Not the kind you would expect like children and families singing carols house-to-house (welcome to the South!) in the slushy, mostly-melted snow (ditto.) But the kind when you are so deep in prayer that you can hear the proverbial heavenly hosts sing….

And this is a good thing because I was in one of the three basic prayers, and, even knowing what it was that was in my mind, I could not finish the sentence, “God I thank you…” I knew what it was, and A knew what it was (I use “A” instead of “he” or “she” here.) We were suddenly that old married couple (welll… stretch your imagination here :) who have been together so long that they can finish each other’ sentences, speak without speaking, and (as Scripture points out) God knows our every thought even before we think it. I don’t DEPEND on that to shorten prayer time, but I got that far and … singing.

“God, I thank you…”

As I sat fumbling for where to continue, there indeed was that multitude of the Heavenly hosts. No great Alleluias tonight. But comfort where often there is none, and hope where patience draws thin.
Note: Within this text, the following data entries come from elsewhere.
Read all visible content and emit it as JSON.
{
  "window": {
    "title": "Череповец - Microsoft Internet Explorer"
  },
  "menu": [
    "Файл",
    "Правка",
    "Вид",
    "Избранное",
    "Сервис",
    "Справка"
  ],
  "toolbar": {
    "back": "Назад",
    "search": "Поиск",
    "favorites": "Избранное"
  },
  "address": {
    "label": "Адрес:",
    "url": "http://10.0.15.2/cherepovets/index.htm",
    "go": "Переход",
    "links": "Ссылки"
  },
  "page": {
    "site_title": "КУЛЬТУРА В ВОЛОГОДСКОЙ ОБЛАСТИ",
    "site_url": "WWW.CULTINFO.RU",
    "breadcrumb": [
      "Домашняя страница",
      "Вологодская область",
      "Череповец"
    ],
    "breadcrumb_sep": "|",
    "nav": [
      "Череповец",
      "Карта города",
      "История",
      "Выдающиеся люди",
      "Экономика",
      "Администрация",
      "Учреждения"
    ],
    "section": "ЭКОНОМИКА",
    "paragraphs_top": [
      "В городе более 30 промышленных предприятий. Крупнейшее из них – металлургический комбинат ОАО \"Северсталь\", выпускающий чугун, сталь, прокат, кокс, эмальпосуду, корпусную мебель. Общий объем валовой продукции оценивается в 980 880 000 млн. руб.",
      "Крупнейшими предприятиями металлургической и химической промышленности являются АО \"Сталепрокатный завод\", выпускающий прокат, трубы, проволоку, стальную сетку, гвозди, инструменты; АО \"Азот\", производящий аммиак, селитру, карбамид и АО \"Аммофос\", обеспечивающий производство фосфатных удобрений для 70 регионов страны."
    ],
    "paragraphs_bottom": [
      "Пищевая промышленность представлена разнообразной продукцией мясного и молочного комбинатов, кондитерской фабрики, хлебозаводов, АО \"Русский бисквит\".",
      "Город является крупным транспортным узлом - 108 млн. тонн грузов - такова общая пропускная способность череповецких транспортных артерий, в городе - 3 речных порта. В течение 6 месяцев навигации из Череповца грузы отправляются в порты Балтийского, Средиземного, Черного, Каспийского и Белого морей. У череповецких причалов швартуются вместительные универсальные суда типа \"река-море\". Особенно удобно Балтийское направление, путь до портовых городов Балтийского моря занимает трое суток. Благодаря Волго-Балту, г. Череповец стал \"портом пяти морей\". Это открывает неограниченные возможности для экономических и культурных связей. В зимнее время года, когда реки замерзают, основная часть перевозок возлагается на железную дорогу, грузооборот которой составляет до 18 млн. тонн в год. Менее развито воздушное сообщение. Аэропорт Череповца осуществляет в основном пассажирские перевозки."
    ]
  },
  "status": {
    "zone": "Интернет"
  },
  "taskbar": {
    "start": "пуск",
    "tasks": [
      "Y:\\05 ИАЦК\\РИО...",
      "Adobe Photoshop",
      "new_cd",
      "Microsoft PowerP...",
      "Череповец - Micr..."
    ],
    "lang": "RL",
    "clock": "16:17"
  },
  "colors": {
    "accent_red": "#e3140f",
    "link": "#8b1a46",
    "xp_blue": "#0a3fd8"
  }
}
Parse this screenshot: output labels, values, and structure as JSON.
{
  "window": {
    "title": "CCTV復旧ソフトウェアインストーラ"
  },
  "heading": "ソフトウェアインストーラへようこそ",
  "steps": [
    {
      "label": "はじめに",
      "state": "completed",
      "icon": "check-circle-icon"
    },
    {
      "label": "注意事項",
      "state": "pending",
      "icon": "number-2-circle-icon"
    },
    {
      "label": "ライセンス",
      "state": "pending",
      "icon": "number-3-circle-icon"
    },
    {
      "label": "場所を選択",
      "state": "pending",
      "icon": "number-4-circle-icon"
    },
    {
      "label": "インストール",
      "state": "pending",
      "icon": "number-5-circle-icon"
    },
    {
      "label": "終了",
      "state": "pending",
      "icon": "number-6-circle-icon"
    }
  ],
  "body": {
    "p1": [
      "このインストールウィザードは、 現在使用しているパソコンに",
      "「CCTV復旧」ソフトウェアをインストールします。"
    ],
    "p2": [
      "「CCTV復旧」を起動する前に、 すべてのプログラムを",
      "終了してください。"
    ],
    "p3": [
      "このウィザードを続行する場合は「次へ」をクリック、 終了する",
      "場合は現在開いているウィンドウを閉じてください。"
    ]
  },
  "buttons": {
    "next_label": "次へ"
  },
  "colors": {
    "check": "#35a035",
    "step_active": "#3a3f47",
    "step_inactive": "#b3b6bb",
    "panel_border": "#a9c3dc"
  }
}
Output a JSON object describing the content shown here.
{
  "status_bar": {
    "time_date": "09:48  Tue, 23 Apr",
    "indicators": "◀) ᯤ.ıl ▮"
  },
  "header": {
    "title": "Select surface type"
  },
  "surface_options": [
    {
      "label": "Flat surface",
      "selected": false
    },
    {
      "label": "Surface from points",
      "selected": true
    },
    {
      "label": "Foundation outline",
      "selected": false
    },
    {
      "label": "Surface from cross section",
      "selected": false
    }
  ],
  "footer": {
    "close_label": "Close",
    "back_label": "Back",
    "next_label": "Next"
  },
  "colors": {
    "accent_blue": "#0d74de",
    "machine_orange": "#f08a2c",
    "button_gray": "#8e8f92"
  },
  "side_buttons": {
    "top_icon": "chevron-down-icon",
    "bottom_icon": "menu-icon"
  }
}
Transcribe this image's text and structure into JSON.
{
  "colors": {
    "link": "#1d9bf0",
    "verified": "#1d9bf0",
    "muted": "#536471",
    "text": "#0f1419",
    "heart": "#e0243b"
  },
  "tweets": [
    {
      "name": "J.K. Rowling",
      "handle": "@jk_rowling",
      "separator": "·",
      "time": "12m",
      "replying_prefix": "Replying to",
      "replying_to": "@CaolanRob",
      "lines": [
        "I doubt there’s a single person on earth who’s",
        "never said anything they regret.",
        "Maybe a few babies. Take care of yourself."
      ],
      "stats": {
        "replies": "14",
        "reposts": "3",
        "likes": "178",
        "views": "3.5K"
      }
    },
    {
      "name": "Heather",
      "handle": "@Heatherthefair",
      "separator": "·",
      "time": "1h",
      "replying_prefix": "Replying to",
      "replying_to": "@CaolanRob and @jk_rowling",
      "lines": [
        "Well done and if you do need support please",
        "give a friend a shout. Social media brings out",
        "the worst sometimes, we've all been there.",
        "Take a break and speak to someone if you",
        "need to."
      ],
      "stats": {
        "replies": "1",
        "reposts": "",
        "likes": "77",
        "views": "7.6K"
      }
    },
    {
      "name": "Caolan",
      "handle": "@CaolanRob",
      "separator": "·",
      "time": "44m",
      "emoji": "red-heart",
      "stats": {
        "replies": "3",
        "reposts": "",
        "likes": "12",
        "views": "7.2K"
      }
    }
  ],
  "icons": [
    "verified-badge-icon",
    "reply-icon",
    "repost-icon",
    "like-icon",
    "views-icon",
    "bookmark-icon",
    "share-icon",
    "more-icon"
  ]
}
I learned tonight that tomorrow morning (Christmas day) my cousin Terry /might be/… just /might/ be moved from Intensive care to the general floor, after 10 days in ICU, most of that time kept in a drug-induced coma. Yesterday the best he could do was stare sort of off into dead space (I think he and I will later compare notes on what he saw and what he was looking at.) If you spoke his name he could turn his head in your direction, but was still in that grogged-up, drugged out floating space where we don’t remember pain, we don’t remember days of motionlessness hooked up to machines.

We won’t remember.

Today, he was grouchy and asking for Burger King. Believe me, getting back to the “grouchy” phase in ICU is such a blessing after floating for days in that beige nuage, feeling all that alone-ness and fear. The ICU experience after a few days of no stimulation can lead to psychosis and delusions (trust me – I was THERE when my doctor’s hair turned bright peacock blue for about 10 minutes!) When I got out of there and into the general floor, I BEGGED my mother to stay with me because I was so afraid – of the unknown, of what might happen to me next, of the night. She’s an old trooper, and she slept there in my room every night for a full week, in a kind-of comfortable but not really, blue plastic recliner while I was trying to string together thoughts and sentences. For a week she held up the prayer side for the both of us!

“God, I thank you…”

I wanted to thank God for leading my cousin through that, and then, oh… by the way… me too. But as far as my prayer muscles would go tonight was “…well, Lord, you know….” and then… the singing.

I wonder if when Franz Gruber wrote the words “Sleep in Heavenly peace,” he was referring to the Christ child or to us. He wrote of the moment when everything in the universe changed: No Big Bang, no overturning wars, no disasters, no pomp and circumstance. Just the dawn of redeeming grace. It’s almost tough to match the Scripture story of angels scaring the sheepskins off a bunch of shepherds. to here, surrounded by peace and love, the angels sing, “Alleluia!”So simple, so easy.

I think that Gruber – with that sort of promise in mind, meant that WE may now sleep in heavenly peace, as Christ is born this night to bring salvation and grace. And in the silence – the blessed silence – Alleluia!

Rest well tonight, weary world.

God I thank you… Alleluia, Alleluia.